A Grammy Award is highly revered as the ultimate milestone for many musicians, even 61 years after the event was birthed. The category Best Reggae Album was formalised by the Recording Academy in 1992, but some Jamaicans still believe a dancehall category should added to the list of awards.

Interim chairman of the Jamaica Reggae Music Industry Association (JaRIA), Michael ‘Ibo’ Cooper, said lobbying for the new category would be detrimental to the progression of Jamaican music.

“We don’t need a dancehall category at the Grammys; that would set us back,” Cooper said. “Dancehall people are being fooled about separating dancehall from reggae. Dem seh, ‘Oh, that (reggae) a old people style’. They are not standing on what was there before. If you look at reggae as an umbrella category and dancehall as an offspring, it’s an easier move than trying to build from scratch.”

Cooper was addressing JaRIA’s Reggae Open University, held at Grafton Studios in Vineyard Town recently.

He added that the inclusion of a dancehall category would stir controversy regarding the true meaning of ‘dancehall’.

“We’re always trying to create something instead of focusing on what we have and building that. You know how long rocksteady lasted for?” he asked. “Three years, because in those days, we were always trying to create another thing. With dancehall, people feel like it should sound a particular way, so it wouldn’t be long before people say, ‘Well, this is not dancehall because it don’t sound like this or that’.”

Some dancehall entertainers have copped the prestigious award for hybrid works, Shabba Ranks being the first in 1992 for his album As Raw As Ever.

He repeated the feat the following year with the set X-Tra Naked , and Shaggy was next in 1996 with Boombastic.

Beenie Man’s Art & Life copped the trophy in 2001, and Sean Paul was the last to receive the Grammy for a heavily dancehall-laced album in 2004, with Dutty Rock.

Dancehall artiste Spice told THE STAR newspaper in January that she would like to be the catalyst for a dancehall Grammy category before she retires.

“I definitely wanted to walk away with a Grammy. I wanted to put dancehall in a category because it’s not there. I wanted to be that person to put dancehall in the category. I don’t think it’s impossible; I just think time is running out,” she said.

Cooper said that Spice has the package to be a Grammy winner in the reggae category.

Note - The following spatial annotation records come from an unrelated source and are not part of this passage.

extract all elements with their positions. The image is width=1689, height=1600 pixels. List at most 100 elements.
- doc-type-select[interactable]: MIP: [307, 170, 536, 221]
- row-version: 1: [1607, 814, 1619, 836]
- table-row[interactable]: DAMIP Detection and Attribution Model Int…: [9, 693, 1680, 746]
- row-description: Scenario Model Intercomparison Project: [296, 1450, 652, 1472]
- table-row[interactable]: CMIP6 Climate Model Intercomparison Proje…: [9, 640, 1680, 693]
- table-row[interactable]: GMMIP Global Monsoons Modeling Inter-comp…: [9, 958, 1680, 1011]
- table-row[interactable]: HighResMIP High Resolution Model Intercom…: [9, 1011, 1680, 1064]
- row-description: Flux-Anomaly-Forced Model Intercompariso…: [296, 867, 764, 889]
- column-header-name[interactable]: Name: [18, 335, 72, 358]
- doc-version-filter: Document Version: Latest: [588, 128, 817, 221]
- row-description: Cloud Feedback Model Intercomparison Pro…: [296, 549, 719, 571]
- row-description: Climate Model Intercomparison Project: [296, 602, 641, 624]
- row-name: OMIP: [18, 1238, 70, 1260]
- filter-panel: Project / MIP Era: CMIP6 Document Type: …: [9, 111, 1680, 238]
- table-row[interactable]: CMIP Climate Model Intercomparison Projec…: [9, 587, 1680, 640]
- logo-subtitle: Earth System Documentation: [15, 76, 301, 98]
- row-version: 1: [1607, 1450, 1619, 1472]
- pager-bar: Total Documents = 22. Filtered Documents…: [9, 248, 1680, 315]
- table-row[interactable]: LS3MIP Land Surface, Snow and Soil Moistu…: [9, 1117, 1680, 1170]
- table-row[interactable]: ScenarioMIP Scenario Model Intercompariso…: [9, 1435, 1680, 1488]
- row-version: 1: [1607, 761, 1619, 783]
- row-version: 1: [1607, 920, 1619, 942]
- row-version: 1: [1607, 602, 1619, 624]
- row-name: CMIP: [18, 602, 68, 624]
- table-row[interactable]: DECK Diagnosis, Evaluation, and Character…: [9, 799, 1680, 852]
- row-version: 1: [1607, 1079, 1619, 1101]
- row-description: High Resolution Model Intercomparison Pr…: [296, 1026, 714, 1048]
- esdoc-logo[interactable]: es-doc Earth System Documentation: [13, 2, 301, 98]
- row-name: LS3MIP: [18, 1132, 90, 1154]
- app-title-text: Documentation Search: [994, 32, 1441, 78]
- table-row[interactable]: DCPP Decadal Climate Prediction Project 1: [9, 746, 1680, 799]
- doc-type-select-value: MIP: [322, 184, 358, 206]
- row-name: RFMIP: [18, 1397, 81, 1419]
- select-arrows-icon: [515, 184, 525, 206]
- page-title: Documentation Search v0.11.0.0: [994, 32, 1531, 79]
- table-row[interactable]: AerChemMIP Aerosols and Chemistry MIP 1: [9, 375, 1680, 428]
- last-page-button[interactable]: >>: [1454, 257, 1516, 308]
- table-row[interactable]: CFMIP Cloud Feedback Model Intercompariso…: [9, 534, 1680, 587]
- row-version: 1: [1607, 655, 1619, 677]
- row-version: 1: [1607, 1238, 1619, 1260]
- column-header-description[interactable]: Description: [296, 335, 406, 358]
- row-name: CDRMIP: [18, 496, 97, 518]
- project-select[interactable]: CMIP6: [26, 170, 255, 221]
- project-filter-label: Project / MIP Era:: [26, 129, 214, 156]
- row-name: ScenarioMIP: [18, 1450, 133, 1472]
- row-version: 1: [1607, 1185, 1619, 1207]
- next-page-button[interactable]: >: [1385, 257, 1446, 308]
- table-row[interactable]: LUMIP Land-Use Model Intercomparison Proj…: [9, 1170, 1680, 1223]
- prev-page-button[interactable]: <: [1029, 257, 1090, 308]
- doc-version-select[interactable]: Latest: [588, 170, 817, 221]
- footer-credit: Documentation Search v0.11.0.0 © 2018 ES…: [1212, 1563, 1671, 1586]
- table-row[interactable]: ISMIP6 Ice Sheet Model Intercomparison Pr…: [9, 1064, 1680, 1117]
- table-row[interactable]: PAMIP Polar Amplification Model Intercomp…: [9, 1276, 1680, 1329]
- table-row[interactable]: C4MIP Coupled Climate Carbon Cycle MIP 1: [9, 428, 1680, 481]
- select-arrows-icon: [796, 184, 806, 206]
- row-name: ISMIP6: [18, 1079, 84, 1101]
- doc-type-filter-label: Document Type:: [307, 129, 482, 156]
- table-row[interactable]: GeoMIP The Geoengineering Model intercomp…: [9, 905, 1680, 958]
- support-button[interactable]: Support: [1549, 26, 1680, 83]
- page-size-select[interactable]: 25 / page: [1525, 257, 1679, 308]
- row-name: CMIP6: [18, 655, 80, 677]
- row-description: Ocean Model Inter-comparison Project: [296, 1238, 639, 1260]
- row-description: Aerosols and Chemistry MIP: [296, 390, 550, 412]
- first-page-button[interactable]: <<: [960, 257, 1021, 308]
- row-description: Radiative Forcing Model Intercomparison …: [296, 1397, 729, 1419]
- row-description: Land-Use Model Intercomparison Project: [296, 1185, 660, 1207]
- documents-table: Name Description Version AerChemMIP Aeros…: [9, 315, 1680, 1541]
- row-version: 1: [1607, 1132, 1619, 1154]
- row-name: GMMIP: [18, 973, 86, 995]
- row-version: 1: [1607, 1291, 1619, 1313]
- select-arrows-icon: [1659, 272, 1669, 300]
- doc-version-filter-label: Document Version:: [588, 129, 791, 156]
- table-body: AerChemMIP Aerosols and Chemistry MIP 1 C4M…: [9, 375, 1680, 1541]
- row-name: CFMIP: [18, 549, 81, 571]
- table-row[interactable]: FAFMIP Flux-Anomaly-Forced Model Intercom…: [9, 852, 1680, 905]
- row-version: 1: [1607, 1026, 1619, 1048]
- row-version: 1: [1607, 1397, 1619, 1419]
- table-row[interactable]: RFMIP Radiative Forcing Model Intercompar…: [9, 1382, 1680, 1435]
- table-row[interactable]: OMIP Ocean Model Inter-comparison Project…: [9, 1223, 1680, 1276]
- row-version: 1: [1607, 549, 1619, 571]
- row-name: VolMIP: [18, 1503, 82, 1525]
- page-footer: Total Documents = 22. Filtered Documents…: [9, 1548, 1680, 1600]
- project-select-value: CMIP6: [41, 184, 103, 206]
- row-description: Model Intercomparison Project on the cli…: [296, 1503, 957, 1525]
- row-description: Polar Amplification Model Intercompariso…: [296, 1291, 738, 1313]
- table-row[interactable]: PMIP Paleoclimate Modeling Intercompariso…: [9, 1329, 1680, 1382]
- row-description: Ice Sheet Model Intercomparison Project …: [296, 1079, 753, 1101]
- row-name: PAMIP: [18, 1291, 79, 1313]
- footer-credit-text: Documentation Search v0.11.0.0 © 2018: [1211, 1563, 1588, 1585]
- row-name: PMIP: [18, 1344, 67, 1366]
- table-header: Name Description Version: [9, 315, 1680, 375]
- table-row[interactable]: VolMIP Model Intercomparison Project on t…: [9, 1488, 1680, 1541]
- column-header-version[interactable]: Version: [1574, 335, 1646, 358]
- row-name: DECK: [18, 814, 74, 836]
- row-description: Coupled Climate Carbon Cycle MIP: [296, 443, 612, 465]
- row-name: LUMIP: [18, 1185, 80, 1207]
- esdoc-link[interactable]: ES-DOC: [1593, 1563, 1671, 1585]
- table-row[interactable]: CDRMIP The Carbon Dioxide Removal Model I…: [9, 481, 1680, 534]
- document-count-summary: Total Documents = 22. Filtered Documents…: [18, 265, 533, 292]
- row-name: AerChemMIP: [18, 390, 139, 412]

“If Spice works her game right internationally, tours, promotes properly, and has a good relationship with media and publicity, she will win a reggae Grammy,” he said. “If she wins a reggae Grammy, it does not mean she’s a part of the reggae revival. The youths have come and make it seem like reggae is about Rasta singing about the pope and dancehall is another thing; that’s not the case.”